Eficiência e produtividade são temas recorrentes no contexto da gestão pública, uma vez que ambos têm impacto direto na qualidade dos serviços prestados à sociedade, no uso dos recursos públicos e na capacidade dos governos para atingir objetivos e metas. No entanto, mesmo diante de tamanha importância, são pouco praticados no dia a dia das instituições se consideradas as lacunas de oportunidade para a racionalização do trabalho, otimização de gastos e, principalmente, as chances de melhoria da qualidade dos serviços.

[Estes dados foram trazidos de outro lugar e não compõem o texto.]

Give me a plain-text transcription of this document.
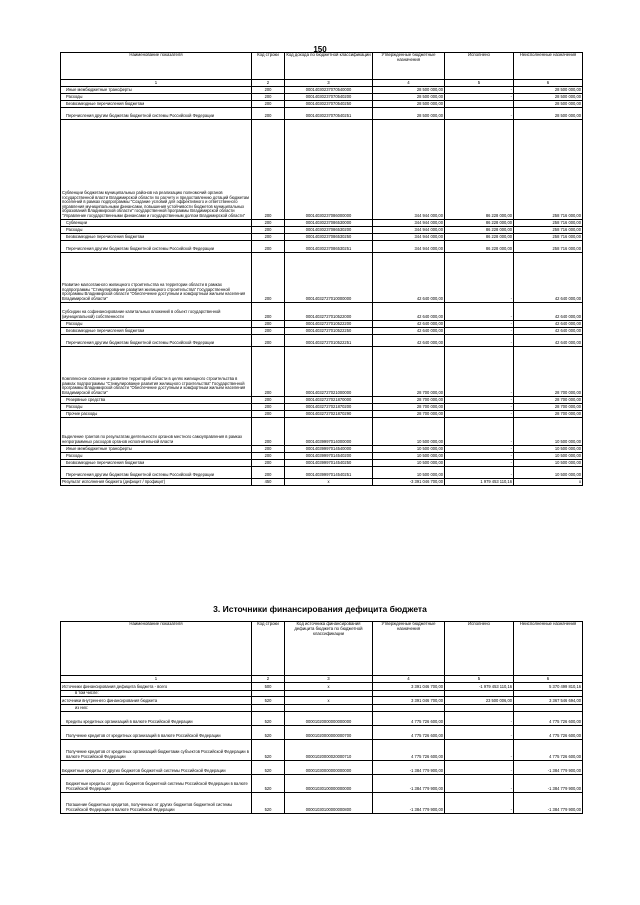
150
Наименование показателя	Код строки	Код дохода по бюджетной классификации	Утвержденные бюджетные назначения	Исполнено	Неисполненные назначения
1	2	3	4	5	6
Иные межбюджетные трансферты	200	00014030237070540000	28 500 000,00	-	28 500 000,00
Расходы	200	00014030237070540200	28 500 000,00	-	28 500 000,00
Безвозмездные перечисления бюджетам	200	00014030237070540250	28 500 000,00		28 500 000,00
Перечисления другим бюджетам бюджетной системы Российской Федерации	200	00014030237070540251	28 500 000,00	-	28 500 000,00
Субвенции бюджетам муниципальных районов на реализацию полномочий органов государственной власти Владимирской области по расчету и предоставлению дотаций бюджетам поселений в рамках подпрограммы "Создание условий для эффективного и ответственного управления муниципальными финансами, повышения устойчивости бюджетов муниципальных образований Владимирской области" государственной программы Владимирской области "Управление государственными финансами и государственным долгом Владимирской области"	200	00014030237086000000	344 944 000,00	86 228 000,00	258 716 000,00
Субвенции	200	00014030237086530000	344 944 000,00	86 228 000,00	258 716 000,00
Расходы	200	00014030237086530200	344 944 000,00	86 228 000,00	258 716 000,00
Безвозмездные перечисления бюджетам	200	00014030237086530250	344 944 000,00	86 228 000,00	258 716 000,00
Перечисления другим бюджетам бюджетной системы Российской Федерации	200	00014030237086530251	344 944 000,00	86 228 000,00	258 716 000,00
Развитие малоэтажного жилищного строительства на территории области в рамках подпрограммы "Стимулирование развития жилищного строительства" Государственной программы Владимирской области "Обеспечение доступным и комфортным жильем населения Владимирской области"	200	00014032727010000000	42 640 000,00	-	42 640 000,00
Субсидии на софинансирование капитальных вложений в объект государственной (муниципальной) собственности	200	00014032727010522000	42 640 000,00	-	42 640 000,00
Расходы	200	00014032727010522200	42 640 000,00	-	42 640 000,00
Безвозмездные перечисления бюджетам	200	00014032727010522250	42 640 000,00	-	42 640 000,00
Перечисления другим бюджетам бюджетной системы Российской Федерации	200	00014032727010522251	42 640 000,00	-	42 640 000,00
Комплексное освоение и развитие территорий области в целях жилищного строительства в рамках подпрограммы "Стимулирование развития жилищного строительства" Государственной программы Владимирской области "Обеспечение доступным и комфортным жильем населения Владимирской области"	200	00014032727021000000	28 700 000,00	-	28 700 000,00
Резервные средства	200	00014032727021870000	28 700 000,00	-	28 700 000,00
Расходы	200	00014032727021870200	28 700 000,00	-	28 700 000,00
Прочие расходы	200	00014032727021870290	28 700 000,00	-	28 700 000,00
Выделение грантов по результатам деятельности органов местного самоуправления в рамках непрограммных расходов органов исполнительной власти	200	00014039997014000000	10 500 000,00	-	10 500 000,00
Иные межбюджетные трансферты	200	00014039997014540000	10 500 000,00	-	10 500 000,00
Расходы	200	00014039997014540200	10 500 000,00	-	10 500 000,00
Безвозмездные перечисления бюджетам	200	00014039997014540250	10 500 000,00	-	10 500 000,00
Перечисления другим бюджетам бюджетной системы Российской Федерации	200	00014039997014540251	10 500 000,00	-	10 500 000,00
Результат исполнения бюджета (дефицит / профицит)	450	x	-3 391 046 700,00	1 979 453 110,16	x
3. Источники финансирования дефицита бюджета
Наименование показателя	Код строки	Код источника финансирования дефицита бюджета по бюджетной классификации	Утвержденные бюджетные назначения	Исполнено	Неисполненные назначения
1	2	3	4	5	6
Источники финансирования дефицита бюджета - всего	500	x	3 391 046 700,00	-1 979 453 110,16	5 370 499 810,16
в том числе:					
источники внутреннего финансирования бюджета	520	x	3 391 046 700,00	23 500 006,00	3 367 546 694,00
из них:					
Кредиты кредитных организаций в валюте Российской Федерации	520	00001020000000000000	4 775 726 600,00	-	4 775 726 600,00
Получение кредитов от кредитных организаций в валюте Российской Федерации	520	00001020000000000700	4 775 726 600,00	-	4 775 726 600,00
Получение кредитов от кредитных организаций бюджетами субъектов Российской Федерации в валюте Российской Федерации	520	00001020000020000710	4 775 726 600,00	-	4 775 726 600,00
Бюджетные кредиты от других бюджетов бюджетной системы Российской Федерации	520	00001030000000000000	-1 384 779 900,00	-	-1 384 779 900,00
Бюджетные кредиты от других бюджетов бюджетной системы Российской Федерации в валюте Российской Федерации	520	00001030100000000000	-1 384 779 900,00	-	-1 384 779 900,00
Погашение бюджетных кредитов, полученных от других бюджетов бюджетной системы Российской Федерации в валюте Российской Федерации	520	00001030100000000800	-1 384 779 900,00	-	-1 384 779 900,00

Dentro do conceito global de smart city, como o termo se popularizou em inglês, ser mais eficiente envolve eliminar processos desnecessários, burocracias excessivas e desperdício, a partir do entendimento de dados no ambiente público. Hoje, diversas barreiras como, por exemplo, resistência a mudanças e inovação, podem reduzir a eficiência no âmbito da gestão pública e bloquear a criação de ambientes propícios às cidades inteligentes. Sem superar tal resistência, pode-se ficar preso à abordagens ultrapassadas que limitam o progresso.

Para enfrentar os desafios, é preciso comprometimento em promover uma cultura de inovação, boas práticas de gestão e a atualização das competências institucionais, a partir do uso estratégico da tecnologia. Aponto aqui alguns exemplos do Detran por ser uma instituição com grande interface com o cidadão por conta dos serviços que oferece.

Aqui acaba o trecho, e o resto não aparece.